Less exposed to UK but still worry
The South Jetties, Cork, in 1953, dominated by the national grain silos. In 1926, almost 97% of Irish goods exports went to the UK; it is now less than 13.5%.Picture: Irish Examiner archives.

Ireland has the distinction of having been the EU28’s fastest growing economy in three of the past four years, writes Philip O’Sullivan.

The latest economic data suggest that this strength has continued into 2018.

High-frequency indicators such as the purchasing managers’ surveys in manufacturing, services, and the construction industries point to a sharp rate of expansion, though not quite at the blistering pace seen at the end of last year.

Tax receipts were 3% higher in the first two months of 2018, with this growth rate expected to quicken as the year progresses.

Unemployment continues to fall, standing at a nine-and-a-half year low of 6.1% in February, and the latest headline GDP figures imply the economy will expand by a remarkable 5.5% in 2018, keeping it in the top tier of the EU growth charts.

Employment remains a key source of good news. The manufacturing surveys suggest that labour market conditions should continue to tighten in 2018, which should push wages higher. Wages rose 2.5% at the end of 2017 from a year earlier.

Rising employment and wage growth should deliver another good year for many retailers. Headline retail sales are still, however, being weighed by the drop in the value of sterling, which has led to a drop in new car sales.

The most pressing issue in the country remains a chronic lack of housing.

The key message here remains that it will be a number of years before output can meet the flow of new demand.

To this end, we continue to foresee strong house price growth, probably around 8% in 2018. Rents will, unsurprisingly, rise by similar amounts, although rent caps in the key urban centres will see a slower growth in rents.

On trade, January saw record monthly goods exports of €12.3bn and the export component of the Services Purchasing Managers’ Index survey posted 15 successive months of expansion.

These indicators point to another good year for exports in 2018. However, unhelpful currency moves lead us to be somewhat conservative in our estimates.

The public finances are also unsurprisingly tapping the rising economy. We see a full-year general government surplus in 2018, the first that Ireland will have recorded since 2007.

General government debt could be below 60% by the end of the decade. And household debt has also fallen to its lowest level since late 2005.

As US president John F Kennedy said in 1962: “The time to repair the roof is when the sun is shining.”

And while the sun shines on Ireland, there are a number of risks. The Brexit negotiations are a key focus for Ireland.

While we have reduced our exposure to the UK. In 1926, remarkably, almost 97% of Irish goods exports went to Britain; it is now less than 13.5%.

Last year brought welcome reassurance, particularly in terms of trade on the island of Ireland, and beyond, although some of the detail remains to be worked out.

The 21-month transition period after March 2019 provides some welcome breathing space.

Other risks? More than 40% of Irish mortgages are on trackers with an average 1% spread over the ECB base rate.

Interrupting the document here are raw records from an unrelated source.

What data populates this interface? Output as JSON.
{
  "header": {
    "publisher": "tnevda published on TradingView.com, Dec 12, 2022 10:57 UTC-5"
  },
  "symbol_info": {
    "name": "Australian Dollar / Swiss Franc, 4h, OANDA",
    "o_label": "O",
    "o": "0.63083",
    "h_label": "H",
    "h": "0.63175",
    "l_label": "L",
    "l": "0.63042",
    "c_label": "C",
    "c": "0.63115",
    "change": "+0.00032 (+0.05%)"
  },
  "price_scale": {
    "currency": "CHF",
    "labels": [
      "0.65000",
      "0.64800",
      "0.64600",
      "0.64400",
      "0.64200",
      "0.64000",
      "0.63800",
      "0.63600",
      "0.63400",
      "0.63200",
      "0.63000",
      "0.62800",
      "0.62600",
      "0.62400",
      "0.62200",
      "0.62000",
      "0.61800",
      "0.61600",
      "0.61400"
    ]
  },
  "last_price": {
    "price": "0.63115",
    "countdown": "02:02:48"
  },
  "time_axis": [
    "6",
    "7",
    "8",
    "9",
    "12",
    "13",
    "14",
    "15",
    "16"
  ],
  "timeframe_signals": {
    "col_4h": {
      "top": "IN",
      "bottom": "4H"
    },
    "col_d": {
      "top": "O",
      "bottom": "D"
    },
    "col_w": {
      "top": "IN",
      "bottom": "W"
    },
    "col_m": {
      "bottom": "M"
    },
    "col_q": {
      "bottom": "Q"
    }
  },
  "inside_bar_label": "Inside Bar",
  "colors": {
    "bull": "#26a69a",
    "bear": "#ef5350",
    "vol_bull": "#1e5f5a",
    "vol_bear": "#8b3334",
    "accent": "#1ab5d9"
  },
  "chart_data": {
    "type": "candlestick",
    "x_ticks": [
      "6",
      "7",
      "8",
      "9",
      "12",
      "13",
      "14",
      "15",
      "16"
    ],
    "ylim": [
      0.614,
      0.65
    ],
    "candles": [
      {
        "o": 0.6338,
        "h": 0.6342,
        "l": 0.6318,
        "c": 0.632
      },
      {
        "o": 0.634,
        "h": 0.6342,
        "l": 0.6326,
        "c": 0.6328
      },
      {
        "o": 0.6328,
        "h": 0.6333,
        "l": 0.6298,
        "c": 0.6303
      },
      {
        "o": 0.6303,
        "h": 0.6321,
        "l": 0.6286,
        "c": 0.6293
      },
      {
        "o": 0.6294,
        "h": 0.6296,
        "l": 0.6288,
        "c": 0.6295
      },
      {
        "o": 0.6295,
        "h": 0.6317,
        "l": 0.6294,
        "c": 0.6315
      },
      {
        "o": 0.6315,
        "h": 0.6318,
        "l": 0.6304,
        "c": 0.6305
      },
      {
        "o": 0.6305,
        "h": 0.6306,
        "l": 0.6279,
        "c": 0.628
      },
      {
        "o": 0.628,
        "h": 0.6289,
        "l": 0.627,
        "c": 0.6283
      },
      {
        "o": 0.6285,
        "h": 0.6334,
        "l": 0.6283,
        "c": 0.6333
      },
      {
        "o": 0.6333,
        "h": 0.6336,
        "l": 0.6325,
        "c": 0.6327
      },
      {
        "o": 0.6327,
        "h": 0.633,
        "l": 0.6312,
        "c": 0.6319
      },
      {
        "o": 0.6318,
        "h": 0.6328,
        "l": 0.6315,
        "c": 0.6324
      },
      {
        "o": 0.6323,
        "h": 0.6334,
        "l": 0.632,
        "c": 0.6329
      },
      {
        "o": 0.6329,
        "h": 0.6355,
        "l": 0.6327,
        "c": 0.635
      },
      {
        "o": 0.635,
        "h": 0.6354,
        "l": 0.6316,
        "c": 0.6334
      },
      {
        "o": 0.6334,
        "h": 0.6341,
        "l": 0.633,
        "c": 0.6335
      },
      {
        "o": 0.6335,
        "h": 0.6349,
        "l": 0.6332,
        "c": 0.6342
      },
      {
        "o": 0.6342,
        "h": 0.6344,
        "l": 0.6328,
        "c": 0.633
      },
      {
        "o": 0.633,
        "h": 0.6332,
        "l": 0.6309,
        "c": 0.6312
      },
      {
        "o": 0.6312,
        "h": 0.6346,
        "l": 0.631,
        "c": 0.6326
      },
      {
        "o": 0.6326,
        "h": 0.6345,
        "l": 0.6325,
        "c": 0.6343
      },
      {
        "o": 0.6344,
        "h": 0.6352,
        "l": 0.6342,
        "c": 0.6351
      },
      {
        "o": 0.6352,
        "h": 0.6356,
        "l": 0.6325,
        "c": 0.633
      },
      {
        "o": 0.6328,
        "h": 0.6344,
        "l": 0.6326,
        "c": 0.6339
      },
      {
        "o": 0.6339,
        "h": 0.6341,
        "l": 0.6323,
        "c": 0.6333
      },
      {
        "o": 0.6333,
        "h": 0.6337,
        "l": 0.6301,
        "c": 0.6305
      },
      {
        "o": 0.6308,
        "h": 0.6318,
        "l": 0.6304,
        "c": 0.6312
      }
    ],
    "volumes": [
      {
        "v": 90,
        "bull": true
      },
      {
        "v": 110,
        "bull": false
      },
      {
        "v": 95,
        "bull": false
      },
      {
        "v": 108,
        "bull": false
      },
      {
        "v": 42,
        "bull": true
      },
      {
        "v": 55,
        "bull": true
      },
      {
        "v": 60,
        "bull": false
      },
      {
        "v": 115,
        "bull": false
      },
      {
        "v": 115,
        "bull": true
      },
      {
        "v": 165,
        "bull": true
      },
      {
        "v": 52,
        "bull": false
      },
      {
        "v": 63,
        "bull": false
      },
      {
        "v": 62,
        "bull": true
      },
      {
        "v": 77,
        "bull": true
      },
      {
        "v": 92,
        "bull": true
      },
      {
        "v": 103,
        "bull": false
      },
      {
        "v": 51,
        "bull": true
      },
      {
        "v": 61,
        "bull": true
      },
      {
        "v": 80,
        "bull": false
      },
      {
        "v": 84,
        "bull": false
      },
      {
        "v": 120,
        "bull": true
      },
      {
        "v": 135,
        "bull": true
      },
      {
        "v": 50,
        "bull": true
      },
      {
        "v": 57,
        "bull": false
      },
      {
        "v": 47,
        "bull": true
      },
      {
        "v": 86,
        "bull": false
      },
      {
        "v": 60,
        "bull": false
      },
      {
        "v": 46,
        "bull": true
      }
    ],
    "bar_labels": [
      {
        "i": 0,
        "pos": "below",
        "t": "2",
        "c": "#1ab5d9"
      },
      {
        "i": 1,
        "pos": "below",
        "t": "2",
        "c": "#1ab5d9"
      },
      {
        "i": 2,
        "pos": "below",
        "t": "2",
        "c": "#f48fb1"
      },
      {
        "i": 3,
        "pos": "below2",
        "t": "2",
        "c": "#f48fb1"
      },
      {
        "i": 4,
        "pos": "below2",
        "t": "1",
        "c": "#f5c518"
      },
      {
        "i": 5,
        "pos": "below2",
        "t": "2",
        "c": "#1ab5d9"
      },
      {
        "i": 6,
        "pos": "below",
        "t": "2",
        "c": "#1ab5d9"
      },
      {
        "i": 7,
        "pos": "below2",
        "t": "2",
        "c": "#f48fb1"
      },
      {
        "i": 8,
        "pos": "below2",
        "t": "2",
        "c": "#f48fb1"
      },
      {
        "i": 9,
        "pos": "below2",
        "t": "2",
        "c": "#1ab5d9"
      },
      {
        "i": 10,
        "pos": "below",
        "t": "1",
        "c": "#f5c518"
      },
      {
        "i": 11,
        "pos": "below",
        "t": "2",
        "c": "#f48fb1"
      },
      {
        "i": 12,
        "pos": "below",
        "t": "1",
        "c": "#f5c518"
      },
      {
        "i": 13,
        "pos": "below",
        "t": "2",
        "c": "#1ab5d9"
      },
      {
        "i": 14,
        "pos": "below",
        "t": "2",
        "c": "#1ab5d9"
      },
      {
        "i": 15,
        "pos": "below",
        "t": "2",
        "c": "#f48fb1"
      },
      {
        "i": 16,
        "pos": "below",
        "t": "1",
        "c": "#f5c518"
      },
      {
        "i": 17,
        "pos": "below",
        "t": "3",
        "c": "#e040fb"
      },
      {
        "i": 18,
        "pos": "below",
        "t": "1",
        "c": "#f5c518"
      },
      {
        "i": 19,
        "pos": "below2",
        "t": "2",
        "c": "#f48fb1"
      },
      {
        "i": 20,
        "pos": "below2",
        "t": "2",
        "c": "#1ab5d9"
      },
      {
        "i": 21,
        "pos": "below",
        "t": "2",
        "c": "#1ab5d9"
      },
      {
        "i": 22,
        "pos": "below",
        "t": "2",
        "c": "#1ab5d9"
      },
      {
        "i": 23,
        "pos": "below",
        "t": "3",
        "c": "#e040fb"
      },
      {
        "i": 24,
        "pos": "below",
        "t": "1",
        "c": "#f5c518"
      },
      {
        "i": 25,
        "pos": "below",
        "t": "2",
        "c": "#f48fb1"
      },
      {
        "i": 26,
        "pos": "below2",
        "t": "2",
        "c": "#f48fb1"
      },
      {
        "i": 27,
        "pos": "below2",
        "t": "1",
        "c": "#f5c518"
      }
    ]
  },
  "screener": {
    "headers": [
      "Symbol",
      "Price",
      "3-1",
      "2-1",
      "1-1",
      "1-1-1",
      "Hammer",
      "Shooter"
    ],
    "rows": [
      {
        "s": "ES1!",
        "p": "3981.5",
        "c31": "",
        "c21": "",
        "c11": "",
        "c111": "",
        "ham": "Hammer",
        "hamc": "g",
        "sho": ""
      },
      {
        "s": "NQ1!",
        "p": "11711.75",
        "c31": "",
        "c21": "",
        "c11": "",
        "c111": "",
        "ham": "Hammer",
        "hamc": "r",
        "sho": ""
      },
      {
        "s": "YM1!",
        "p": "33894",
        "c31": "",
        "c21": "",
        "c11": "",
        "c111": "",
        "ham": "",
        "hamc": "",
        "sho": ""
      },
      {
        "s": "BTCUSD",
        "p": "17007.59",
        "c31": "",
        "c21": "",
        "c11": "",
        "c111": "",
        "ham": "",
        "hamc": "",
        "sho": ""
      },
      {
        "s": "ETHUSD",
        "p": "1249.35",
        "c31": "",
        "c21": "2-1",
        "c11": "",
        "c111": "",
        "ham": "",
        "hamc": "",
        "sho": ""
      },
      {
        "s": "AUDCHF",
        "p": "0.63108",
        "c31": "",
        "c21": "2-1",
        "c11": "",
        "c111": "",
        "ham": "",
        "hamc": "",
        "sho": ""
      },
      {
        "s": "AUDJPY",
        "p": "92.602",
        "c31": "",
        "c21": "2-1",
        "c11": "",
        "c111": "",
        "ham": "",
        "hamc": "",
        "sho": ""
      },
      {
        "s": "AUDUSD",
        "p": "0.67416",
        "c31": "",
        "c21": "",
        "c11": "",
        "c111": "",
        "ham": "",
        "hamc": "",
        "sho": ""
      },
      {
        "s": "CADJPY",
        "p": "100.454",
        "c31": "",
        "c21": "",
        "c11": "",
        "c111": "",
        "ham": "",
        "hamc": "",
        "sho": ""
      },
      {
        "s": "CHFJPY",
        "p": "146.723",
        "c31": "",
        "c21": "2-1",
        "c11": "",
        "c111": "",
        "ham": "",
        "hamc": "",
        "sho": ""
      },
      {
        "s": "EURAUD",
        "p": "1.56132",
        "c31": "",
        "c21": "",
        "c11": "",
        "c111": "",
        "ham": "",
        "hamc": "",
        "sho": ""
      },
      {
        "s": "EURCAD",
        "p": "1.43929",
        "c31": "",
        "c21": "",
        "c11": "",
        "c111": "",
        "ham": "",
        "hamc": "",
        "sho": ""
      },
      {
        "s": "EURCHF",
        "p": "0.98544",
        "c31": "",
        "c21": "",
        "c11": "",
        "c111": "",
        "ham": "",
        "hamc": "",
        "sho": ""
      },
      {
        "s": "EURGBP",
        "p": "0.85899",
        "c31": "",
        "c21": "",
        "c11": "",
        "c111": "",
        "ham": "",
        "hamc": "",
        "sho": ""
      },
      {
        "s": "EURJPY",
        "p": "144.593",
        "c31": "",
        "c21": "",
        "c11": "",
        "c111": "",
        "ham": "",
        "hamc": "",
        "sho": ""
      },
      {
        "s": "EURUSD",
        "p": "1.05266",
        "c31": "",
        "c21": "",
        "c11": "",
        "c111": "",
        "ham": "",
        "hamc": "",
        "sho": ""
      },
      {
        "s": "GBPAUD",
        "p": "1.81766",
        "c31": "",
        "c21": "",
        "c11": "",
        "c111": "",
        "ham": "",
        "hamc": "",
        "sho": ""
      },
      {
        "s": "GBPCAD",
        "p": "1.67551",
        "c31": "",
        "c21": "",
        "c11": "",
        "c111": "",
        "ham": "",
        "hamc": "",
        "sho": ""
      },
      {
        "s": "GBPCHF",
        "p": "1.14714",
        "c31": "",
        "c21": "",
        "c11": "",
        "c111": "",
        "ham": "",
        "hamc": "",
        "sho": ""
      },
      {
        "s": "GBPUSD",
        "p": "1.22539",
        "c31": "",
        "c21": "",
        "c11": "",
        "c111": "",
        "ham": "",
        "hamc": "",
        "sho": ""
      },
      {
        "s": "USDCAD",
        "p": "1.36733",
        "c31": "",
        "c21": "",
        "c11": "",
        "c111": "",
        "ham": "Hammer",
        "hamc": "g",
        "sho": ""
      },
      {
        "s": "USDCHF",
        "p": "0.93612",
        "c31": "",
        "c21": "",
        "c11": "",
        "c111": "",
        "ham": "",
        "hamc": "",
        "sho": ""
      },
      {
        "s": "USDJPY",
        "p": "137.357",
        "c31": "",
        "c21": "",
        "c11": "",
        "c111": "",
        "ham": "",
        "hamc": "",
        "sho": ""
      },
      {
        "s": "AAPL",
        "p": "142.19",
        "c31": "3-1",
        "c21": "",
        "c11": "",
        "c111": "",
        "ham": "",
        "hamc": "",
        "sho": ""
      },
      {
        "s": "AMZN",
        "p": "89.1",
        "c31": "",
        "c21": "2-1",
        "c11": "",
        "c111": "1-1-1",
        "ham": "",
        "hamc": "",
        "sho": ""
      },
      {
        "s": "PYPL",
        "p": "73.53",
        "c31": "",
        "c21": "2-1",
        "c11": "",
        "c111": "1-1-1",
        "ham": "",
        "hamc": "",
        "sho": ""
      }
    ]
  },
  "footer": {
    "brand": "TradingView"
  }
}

However, while those borrowers are likely to see modest increases over the coming years, other borrowers could see their mortgage costs come down given where standard variable rate and fixed rates are here relative to elsewhere in the eurozone.

A greater concern for us is any adverse developments in the currency markets, while political developments in the US and eurozone also merit monitoring.

Philip O’Sullivan is chief economist at Investec Ireland.